From: Kumar Kartikeya Dwivedi

Date: Thu Mar 19 2026 - 04:21:25 EST

On Wed, 18 Mar 2026 at 19:21, Hao Sun <sunhao.th@xxxxxxxxx> wrote:
>
> Simplify tnum_step() from a 10-variable algorithm into a straight
> line sequence of bitwise operations.
>
> tnum_step(): Given a tnum `(tval, tmask)` where `tval & tmask == 0`,
> and a value `z` with `tval ≤ z < (tval | tmask)`, find the smallest
> `r > z`, a tnum-satisfying value, i.e., `r & ~tmask == tval`.
>
> Every tnum-satisfying value has the form tval | s where s is a subset
> of tmask bits (s & ~tmask == 0).
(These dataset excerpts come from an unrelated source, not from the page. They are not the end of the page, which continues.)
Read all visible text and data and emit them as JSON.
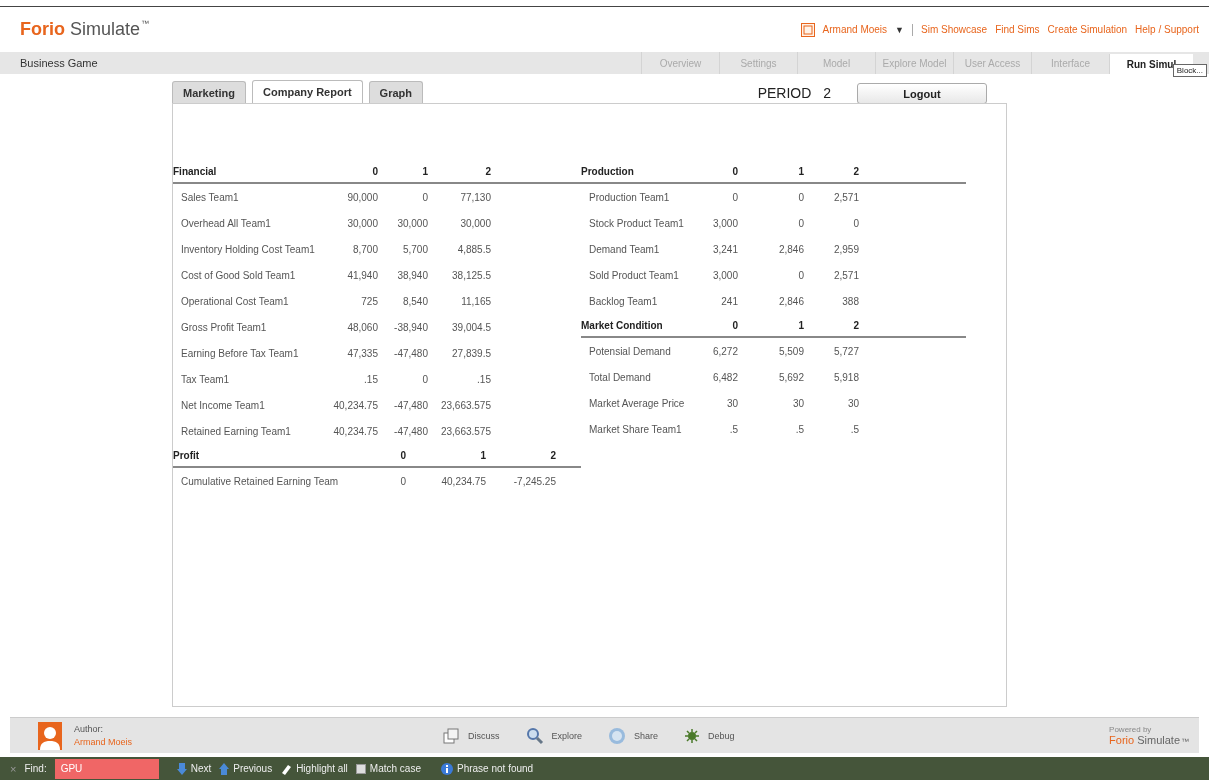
{
  "header": {
    "logo_brand": "Forio",
    "logo_product": "Simulate",
    "logo_mark": "™",
    "user": "Armand Moeis",
    "user_caret": "▼",
    "links": [
      "Sim Showcase",
      "Find Sims",
      "Create Simulation",
      "Help / Support"
    ]
  },
  "nav": {
    "title": "Business Game",
    "tabs": [
      {
        "label": "Overview",
        "selected": false
      },
      {
        "label": "Settings",
        "selected": false
      },
      {
        "label": "Model",
        "selected": false
      },
      {
        "label": "Explore Model",
        "selected": false
      },
      {
        "label": "User Access",
        "selected": false
      },
      {
        "label": "Interface",
        "selected": false
      },
      {
        "label": "Run Simul",
        "selected": true
      }
    ],
    "tooltip": "Block..."
  },
  "sim_tabs": [
    {
      "label": "Marketing",
      "selected": false
    },
    {
      "label": "Company Report",
      "selected": true
    },
    {
      "label": "Graph",
      "selected": false
    }
  ],
  "period": {
    "label": "PERIOD",
    "value": "2"
  },
  "logout": "Logout",
  "left_tables": [
    {
      "kind": "detail",
      "title": "Financial",
      "columns": [
        "0",
        "1",
        "2"
      ],
      "rows": [
        {
          "label": "Sales Team1",
          "values": [
            "90,000",
            "0",
            "77,130"
          ]
        },
        {
          "label": "Overhead All Team1",
          "values": [
            "30,000",
            "30,000",
            "30,000"
          ]
        },
        {
          "label": "Inventory Holding Cost Team1",
          "values": [
            "8,700",
            "5,700",
            "4,885.5"
          ]
        },
        {
          "label": "Cost of Good Sold Team1",
          "values": [
            "41,940",
            "38,940",
            "38,125.5"
          ]
        },
        {
          "label": "Operational Cost Team1",
          "values": [
            "725",
            "8,540",
            "11,165"
          ]
        },
        {
          "label": "Gross Profit Team1",
          "values": [
            "48,060",
            "-38,940",
            "39,004.5"
          ]
        },
        {
          "label": "Earning Before Tax Team1",
          "values": [
            "47,335",
            "-47,480",
            "27,839.5"
          ]
        },
        {
          "label": "Tax Team1",
          "values": [
            ".15",
            "0",
            ".15"
          ]
        },
        {
          "label": "Net Income Team1",
          "values": [
            "40,234.75",
            "-47,480",
            "23,663.575"
          ]
        },
        {
          "label": "Retained Earning Team1",
          "values": [
            "40,234.75",
            "-47,480",
            "23,663.575"
          ]
        }
      ]
    },
    {
      "kind": "summary",
      "title": "Profit",
      "columns": [
        "0",
        "1",
        "2"
      ],
      "rows": [
        {
          "label": "Cumulative Retained Earning Team",
          "values": [
            "0",
            "40,234.75",
            "-7,245.25"
          ]
        }
      ]
    }
  ],
  "right_tables": [
    {
      "kind": "narrow",
      "title": "Production",
      "columns": [
        "0",
        "1",
        "2"
      ],
      "rows": [
        {
          "label": "Production Team1",
          "values": [
            "0",
            "0",
            "2,571"
          ]
        },
        {
          "label": "Stock Product Team1",
          "values": [
            "3,000",
            "0",
            "0"
          ]
        },
        {
          "label": "Demand Team1",
          "values": [
            "3,241",
            "2,846",
            "2,959"
          ]
        },
        {
          "label": "Sold Product Team1",
          "values": [
            "3,000",
            "0",
            "2,571"
          ]
        },
        {
          "label": "Backlog Team1",
          "values": [
            "241",
            "2,846",
            "388"
          ]
        }
      ]
    },
    {
      "kind": "narrow",
      "title": "Market Condition",
      "columns": [
        "0",
        "1",
        "2"
      ],
      "rows": [
        {
          "label": "Potensial Demand",
          "values": [
            "6,272",
            "5,509",
            "5,727"
          ]
        },
        {
          "label": "Total Demand",
          "values": [
            "6,482",
            "5,692",
            "5,918"
          ]
        },
        {
          "label": "Market Average Price",
          "values": [
            "30",
            "30",
            "30"
          ]
        },
        {
          "label": "Market Share Team1",
          "values": [
            ".5",
            ".5",
            ".5"
          ]
        }
      ]
    }
  ],
  "footer": {
    "author_label": "Author:",
    "author_name": "Armand Moeis",
    "actions": [
      {
        "kind": "discuss",
        "label": "Discuss"
      },
      {
        "kind": "explore",
        "label": "Explore"
      },
      {
        "kind": "share",
        "label": "Share"
      },
      {
        "kind": "debug",
        "label": "Debug"
      }
    ],
    "powered_by": "Powered by",
    "brand": "Forio",
    "product": "Simulate",
    "mark": "™"
  },
  "find_bar": {
    "close": "×",
    "label": "Find:",
    "value": "GPU",
    "not_found": true,
    "next": "Next",
    "previous": "Previous",
    "highlight": "Highlight all",
    "match_case": {
      "label": "Match case",
      "checked": false
    },
    "status": "Phrase not found"
  }
}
Since tval and tmask are disjoint:
>
> tval | s = tval + s
>
> Similarly z = tval + d where d = z - tval, so r > z becomes:
>
> tval + s > tval + d
> s > d
>
> The problem reduces to: find the smallest s, a subset of tmask, such
> that s > d.
>
> Notice that `s` must be a subset of tmask, the problem now is simplified.
>
> The mask bits of `d` form a "counter" that we want to increment by one,
> but the counter has gaps at the fixed-bit positions. A normal +1 would
> stop at the first 0-bit it meets; we need it to skip over fixed-bit
> gaps and land on the next mask bit.
>
> Step 1 -- plug the gaps:
>
> d | carry_mask | ~tmask
>
> - ~tmask fills all fixed-bit positions with 1.
> - carry_mask = (1 << fls64(d & ~tmask)) - 1 fills all positions
> (including mask positions) below the highest non-mask bit of d.
>
> After this, the only remaining 0s are mask bits above the highest
> non-mask bit of d where d is also 0 -- exactly the positions where
> the carry can validly land.
>
> Step 2 -- increment:
>
> (d | carry_mask | ~tmask) + 1
>
> Adding 1 flips all trailing 1s to 0 and sets the first 0 to 1. Since
> every gap has been plugged, that first 0 is guaranteed to be a mask bit
> above all non-mask bits of d.
>
> Step 3 -- mask:
>
> ((d | carry_mask | ~tmask) + 1) & tmask
>
> Strip the scaffolding, keeping only mask bits. Call the result inc.
>
> Step 4 -- result:
>
> tval | inc
>
> Reattach the fixed bits.
>
> A simple 8-bit example:
> tmask: 1 1 0 1 0 1 1 0
> d: 1 0 1 0 0 0 1 0 (d = 162)
> ^
> non-mask 1 at bit 5
>
> With carry_mask = 0b00111111 (smeared from bit 5):
>
> d|carry|~tm 1 0 1 1 1 1 1 1
> + 1 1 1 0 0 0 0 0 0
> & tmask 1 1 0 0 0 0 0 0
>
> The patch passes my local test: test_verifier, test_prog for
> `-t verifier` and `-t reg_bounds`.
>
> Signed-off-by: Hao Sun <hao.sun@xxxxxxxxxxx>
> ---
> The original algorithm is not intuitive to me, let me know if you
> spot any inconsistency.
>
> A Lean4 proof for the correctness of the algorithm is also available
> in case anyone is interested:
> [1] https://pastebin.com/raw/czHKiyY0

IMO it is worth it to include this proof inline in the commit log,
since links are fragile.
It's not that big, and I think it's more useful to have it inline than not.

[...]